The protection of the private information of Luther Seminary community members is of critical importance to the Office of Technology (OT). The three components below describe in broad terms how the institution is protecting that private information. In addition, this program ensures compliance with Title IV financial aid requirements for protecting student financial aid information.
Luther Seminary is taking three main approaches
Through a data classification policy Luther Seminary defines three types of data and how such data should be handled. These definitions provide a common language to describe the information used by departments in various ways. Those three types are
- Public Data. This is information that is available to the general public. Examples include press releases, campus maps, and other information on public websites.
- Regulated Data.

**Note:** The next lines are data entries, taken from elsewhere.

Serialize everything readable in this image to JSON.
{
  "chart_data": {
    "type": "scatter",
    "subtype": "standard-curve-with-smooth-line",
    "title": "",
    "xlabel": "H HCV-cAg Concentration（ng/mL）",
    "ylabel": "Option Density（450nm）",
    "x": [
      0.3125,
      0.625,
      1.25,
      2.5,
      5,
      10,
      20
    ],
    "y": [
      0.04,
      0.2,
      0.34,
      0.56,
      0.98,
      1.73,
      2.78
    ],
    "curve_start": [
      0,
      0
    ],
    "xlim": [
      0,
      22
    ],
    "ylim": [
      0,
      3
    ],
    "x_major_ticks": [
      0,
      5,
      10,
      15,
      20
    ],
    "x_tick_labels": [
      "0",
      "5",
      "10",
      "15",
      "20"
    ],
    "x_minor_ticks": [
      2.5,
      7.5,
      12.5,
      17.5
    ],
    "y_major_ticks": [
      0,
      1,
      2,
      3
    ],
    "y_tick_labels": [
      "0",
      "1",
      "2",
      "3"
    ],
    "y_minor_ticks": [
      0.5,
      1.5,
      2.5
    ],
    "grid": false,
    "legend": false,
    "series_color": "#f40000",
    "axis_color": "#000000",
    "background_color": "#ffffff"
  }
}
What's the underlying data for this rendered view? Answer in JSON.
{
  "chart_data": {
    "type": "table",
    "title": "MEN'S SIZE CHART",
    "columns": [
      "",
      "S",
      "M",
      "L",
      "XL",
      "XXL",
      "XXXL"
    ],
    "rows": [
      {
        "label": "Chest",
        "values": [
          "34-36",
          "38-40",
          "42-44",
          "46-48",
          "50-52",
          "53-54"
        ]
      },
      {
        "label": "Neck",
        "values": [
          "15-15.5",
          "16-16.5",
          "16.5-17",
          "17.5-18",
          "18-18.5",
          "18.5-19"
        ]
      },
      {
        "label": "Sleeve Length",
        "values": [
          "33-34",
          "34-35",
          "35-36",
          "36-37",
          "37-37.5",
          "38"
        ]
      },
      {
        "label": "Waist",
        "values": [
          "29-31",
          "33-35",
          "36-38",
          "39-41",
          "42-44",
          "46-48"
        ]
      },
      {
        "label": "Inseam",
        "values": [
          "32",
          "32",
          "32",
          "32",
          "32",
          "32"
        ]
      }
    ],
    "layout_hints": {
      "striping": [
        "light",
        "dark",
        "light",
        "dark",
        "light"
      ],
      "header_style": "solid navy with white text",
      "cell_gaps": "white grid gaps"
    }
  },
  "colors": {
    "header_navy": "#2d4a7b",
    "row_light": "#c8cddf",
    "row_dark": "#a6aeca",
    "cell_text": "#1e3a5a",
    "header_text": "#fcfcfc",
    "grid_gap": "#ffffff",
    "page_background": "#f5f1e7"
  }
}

This is information that is protected or controlled by statutes, regulations, institutional polices or contractual language. Examples include student record information (protected by FERPA), credit card numbers (regulated by PCI-DSS), or financial records.
- Confidential Data. This is information that must be guarded due to proprietary, ethical or privacy considerations. Examples include Alumni information, donor information, or research data.
Servers found on campus which are maintained by OT have multiple layers of protection from being within a secure campus network. With the growing use of cloud data storage we need to keep in mind that data that is considered regulated should not be kept in cloud storage, with the exception of FERPA data in Luther Seminary’s Google Drive.
- FERPA data may be stored in Luther Seminary’s Google Drive.
- Social Security Numbers and Credit Card Numbers should never be stored in cloud storage or transmitted in email.
Faculty and staff are the best defense against preventing a loss of data. They are also the most frequent targets through email phishing scams. People are no longer trying to break into organizations. They are trying to trick people into handing over their keys (i.e. their password). To learn more about phishing and cybersecurity, please read these previous blog posts:
- What Is Phishing?
- When At First You Succeed, Try and Try Again.
- Cybersecurity month, week 1 : phishing
- Cybersecurity month, week 2, online safety tips
- Cybersecurity month, week 4, preventing identity theft
Working remotely introduces more flexibility but also opens us to more risk being further from our colleagues. The need to verify unusual requests directly with the person via phone or video conferencing is increased.
Here are some general tips sheets for remote work information security from security experts.
- Social Engineering Red Flags – what to watch out for in phishing emails and other scams
- Tips for working from home – not all apply to our systems but most are helpful
To ensure all faculty and staff are aware of effective practices Luther Seminary has subscribed to Data Security training from EverFi which provides various HR-related trainings. Training faculty and staff ensures we remain compliant with the Title IV financial aid requirements for protecting student information. Training shall be sent to employees in even-numbered calendar years.